I’m not sure whether what bothers me is subtle bias or simply sloppy writing, but here’s what I don’t like.

First, the chicken-and-egg question: Has Kerry been damaged more by “Bush’s relentless attacks” or by the nature of his own character and campaign, which has made him vulnerable to those attacks? Looking at another example, take Gary Hart (no, you take Gary Hart): no one, I think, would write that he was badly damaged by relentless attacks on his womanizing after daring the press to catch him at it. It was not the nature of the criticism that did him in; it was what he did that invited the criticism. Is this not equally true of Kerry’s flip-flopping? (WaPo even tried to help Kerry out with this claim a few days ago.) For his part, Kerry has certainly tried hard to paint Bush as an untrustworthy flip-flopper as well, but that criticism doesn’t seem to have stuck. Is that only because his ads were no good?

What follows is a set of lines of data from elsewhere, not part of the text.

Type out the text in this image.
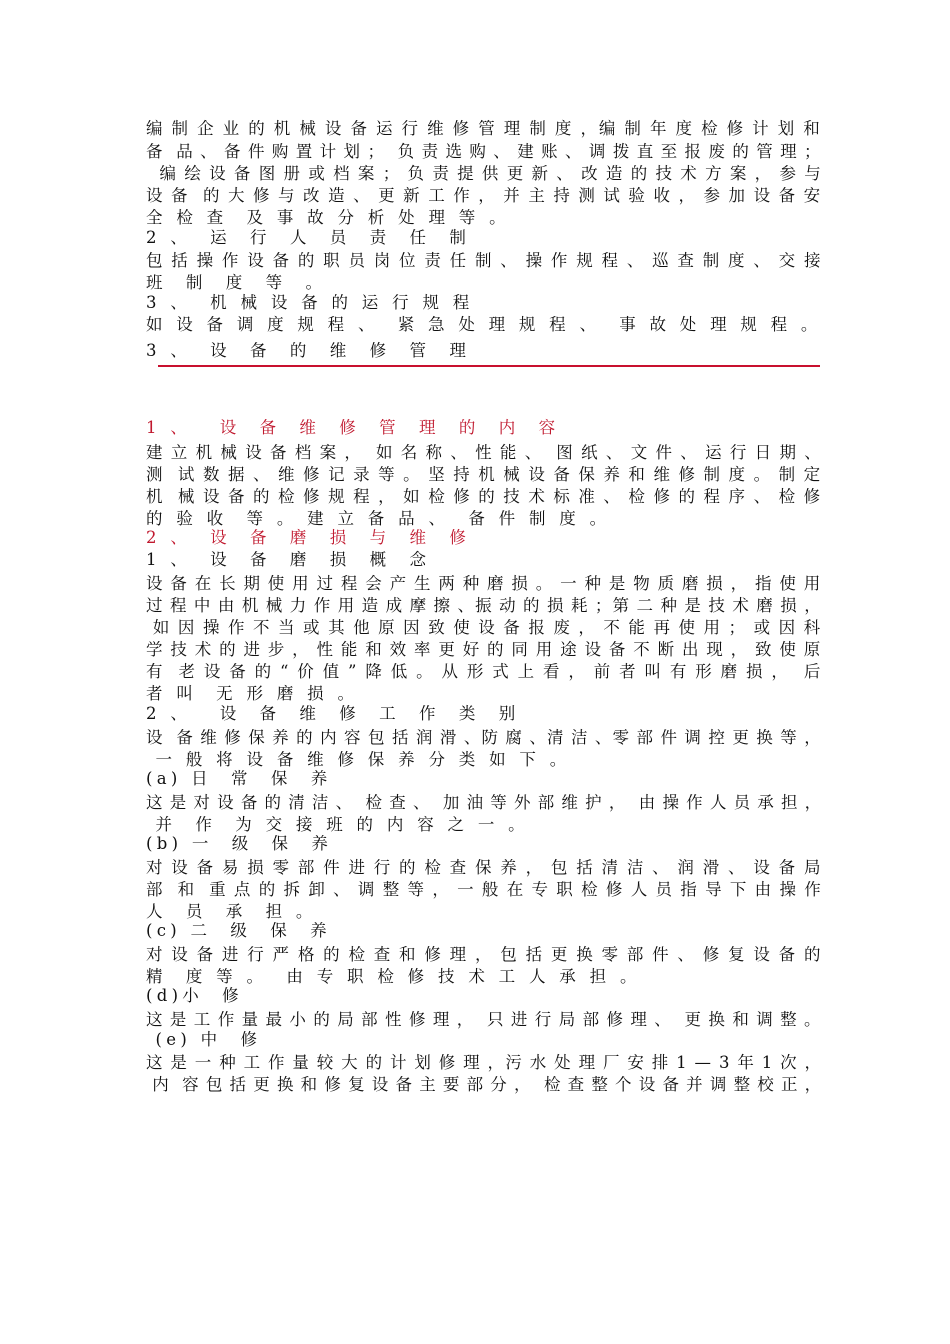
编 制 企 业 的 机 械 设 备 运 行 维 修 管 理 制 度 ，编 制 年 度 检 修 计 划 和
备  品 、 备 件 购 置 计 划 ；  负 责 选 购 、 建 账 、 调 拨 直 至 报 废 的 管 理 ；
编 绘 设 备 图 册 或 档 案 ； 负 责 提 供 更 新 、 改 造 的 技 术 方 案 ， 参 与
设 备  的 大 修 与 改 造 、 更 新 工 作 ， 并 主 持 测 试 验 收 ， 参 加 设 备 安
全 检 查  及 事 故 分 析 处 理 等 。
2 、  运  行  人  员  责  任  制
包 括 操 作 设 备 的 职 员 岗 位 责 任 制 、 操 作 规 程 、 巡 查 制 度 、 交 接
班  制  度  等  。
3 、  机 械 设 备 的 运 行 规 程
如 设 备 调 度 规 程 、  紧 急 处 理 规 程 、  事 故 处 理 规 程 。
3 、  设  备  的  维  修  管  理
1 、   设  备  维  修  管  理  的  内  容
建 立 机 械 设 备 档 案 ，  如 名 称 、 性 能 、  图 纸 、 文 件 、 运 行 日 期 、
测  试 数 据 、 维 修 记 录 等 。 坚 持 机 械 设 备 保 养 和 维 修 制 度 。 制 定
机  械 设 备 的 检 修 规 程 ， 如 检 修 的 技 术 标 准 、 检 修 的 程 序 、 检 修
的 验 收  等 。 建 立 备 品 、  备 件 制 度 。
2 、  设  备  磨  损  与  维  修
1 、  设  备  磨  损  概  念
设 备 在 长 期 使 用 过 程 会 产 生 两 种 磨 损 。 一 种 是 物 质 磨 损 ， 指 使 用
过 程 中 由 机 械 力 作 用 造 成 摩 擦 、振 动 的 损 耗 ；第 二 种 是 技 术 磨 损 ，
如 因 操 作 不 当 或 其 他 原 因 致 使 设 备 报 废 ， 不 能 再 使 用 ； 或 因 科
学 技 术 的 进 步 ， 性 能 和 效 率 更 好 的 同 用 途 设 备 不 断 出 现 ， 致 使 原
有  老 设 备 的 “ 价 值 ” 降 低 。 从 形 式 上 看 ， 前 者 叫 有 形 磨 损 ，  后
者 叫  无 形 磨 损 。
2 、   设  备  维  修  工  作  类  别
设  备 维 修 保 养 的 内 容 包 括 润 滑 、防 腐 、清 洁 、零 部 件 调 控 更 换 等 ，
一 般 将 设 备 维 修 保 养 分 类 如 下 。
(a) 日  常  保  养
这 是 对 设 备 的 清 洁 、  检 查 、  加 油 等 外 部 维 护 ，  由 操 作 人 员 承 担 ，
并  作  为 交 接 班 的 内 容 之 一 。
(b) 一  级  保  养
对 设 备 易 损 零 部 件 进 行 的 检 查 保 养 ， 包 括 清 洁 、 润 滑 、 设 备 局
部  和  重 点 的 拆 卸 、 调 整 等 ， 一 般 在 专 职 检 修 人 员 指 导 下 由 操 作
人  员  承  担 。
(c) 二  级  保  养
对 设 备 进 行 严 格 的 检 查 和 修 理 ， 包 括 更 换 零 部 件 、 修 复 设 备 的
精  度 等 。  由 专 职 检 修 技 术 工 人 承 担 。
(d)小  修
这 是 工 作 量 最 小 的 局 部 性 修 理 ，  只 进 行 局 部 修 理 、  更 换 和 调 整 。
(e) 中  修
这 是 一 种 工 作 量 较 大 的 计 划 修 理 ，污 水 处 理 厂 安 排 1 — 3 年 1 次 ，
内  容 包 括 更 换 和 修 复 设 备 主 要 部 分 ，  检 查 整 个 设 备 并 调 整 校 正 ，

Balz/Williams do acknowledge that Kerry’s problems “are partly of his own making,” but they imply, as least as I read what they say, that that part is pretty small:

Despite repeated efforts to flesh out his proposals on Iraq, terrorism and other issues, he has yet to break through to undecided voters as someone who has clear plans for fixing the country’s biggest problems.

One could say there’s no flesh because there are no bones, but that would be snide. (Accurate, but snide.) But it seems to me that Kerry’s problem is more substantial than the largely stylistic lack of persuasiveness presented here. He hasn’t been able to break through to undecided voters as someone who has clear plans because he doesn’t have clear plans. To say he can’t “break through” is to imply that the problem is the stubbornness, the brainwashedness by Bush ads, of the undecided voters, and thus is really blame-shifting rather than even “partly” Kerry’s fault.

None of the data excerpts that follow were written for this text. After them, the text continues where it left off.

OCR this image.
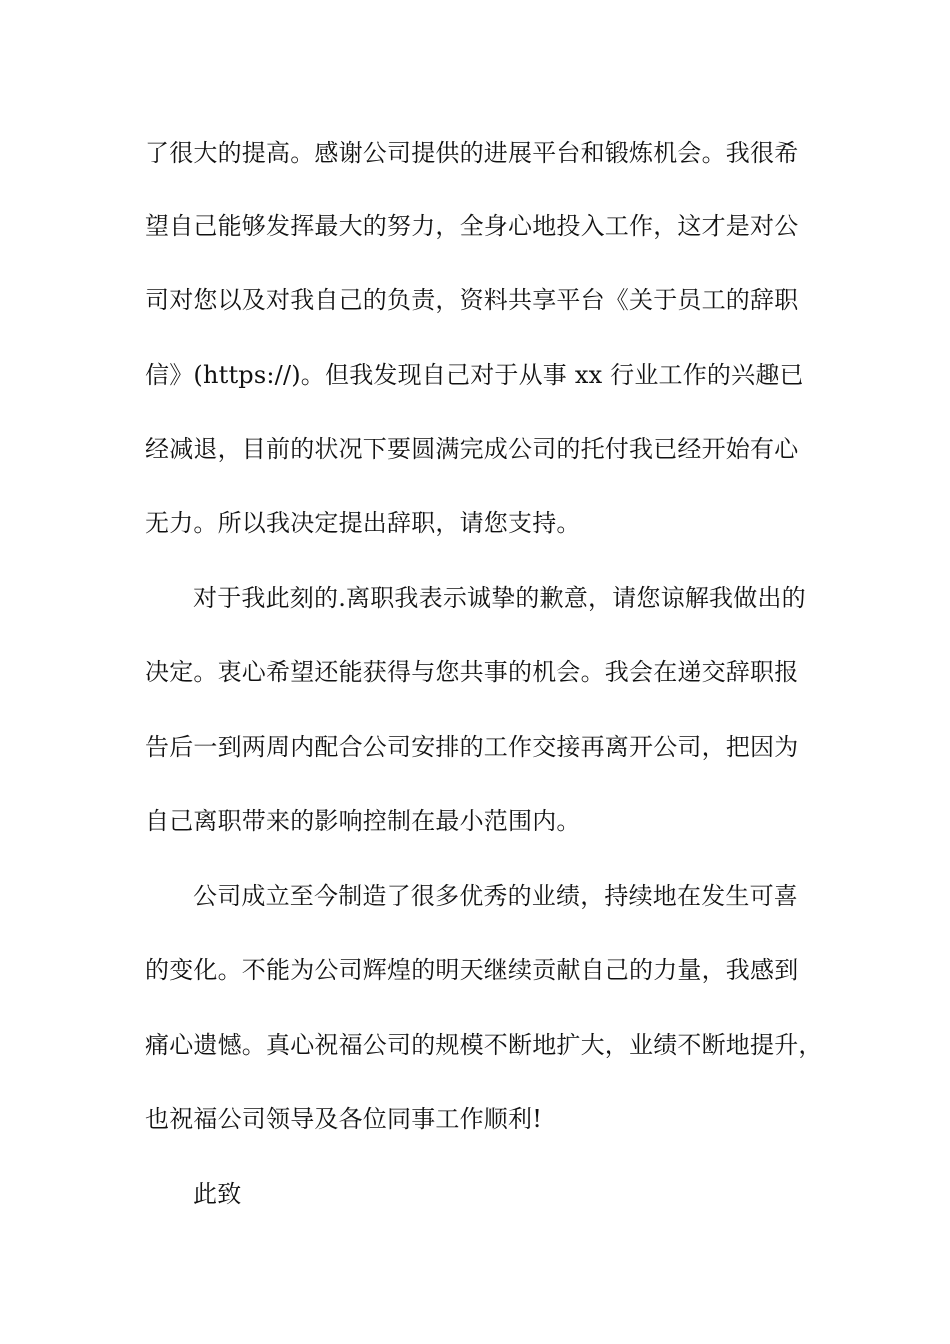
了很大的提高。感谢公司提供的进展平台和锻炼机会。我很希
望自己能够发挥最大的努力，全身心地投入工作，这才是对公
司对您以及对我自己的负责，资料共享平台《关于员工的辞职
信》(https://)。但我发现自己对于从事 xx 行业工作的兴趣已
经减退，目前的状况下要圆满完成公司的托付我已经开始有心
无力。所以我决定提出辞职，请您支持。
对于我此刻的.离职我表示诚挚的歉意，请您谅解我做出的
决定。衷心希望还能获得与您共事的机会。我会在递交辞职报
告后一到两周内配合公司安排的工作交接再离开公司，把因为
自己离职带来的影响控制在最小范围内。
公司成立至今制造了很多优秀的业绩，持续地在发生可喜
的变化。不能为公司辉煌的明天继续贡献自己的力量，我感到
痛心遗憾。真心祝福公司的规模不断地扩大，业绩不断地提升，
也祝福公司领导及各位同事工作顺利!
此致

Did Balz and Williams mean to give that impression?

Say What? (3)

  1. Eric September 29, 2004 at 9:01 am | | Reply

    I was struck by the exact same thoughts as I read that article yesterday. I was actually suprised when the authors actually acknowledged Kerry’s problems might be of his own doing.

    Another article in the A section yesterday was also devoted to Kerry’s new found use of humor on the stump. Is this actually news, or just Democratic PR?

  2. Eric September 29, 2004 at 9:02 am | | Reply

    Is it possible Dana Milbank, poster boy for Bush-hating in the press corps, ghost wrote this article?

  3. Jack Tanner September 29, 2004 at 4:26 pm | | Reply

    Miss america, singer, actress and a reporter for the post Vanessa Williams is incredible.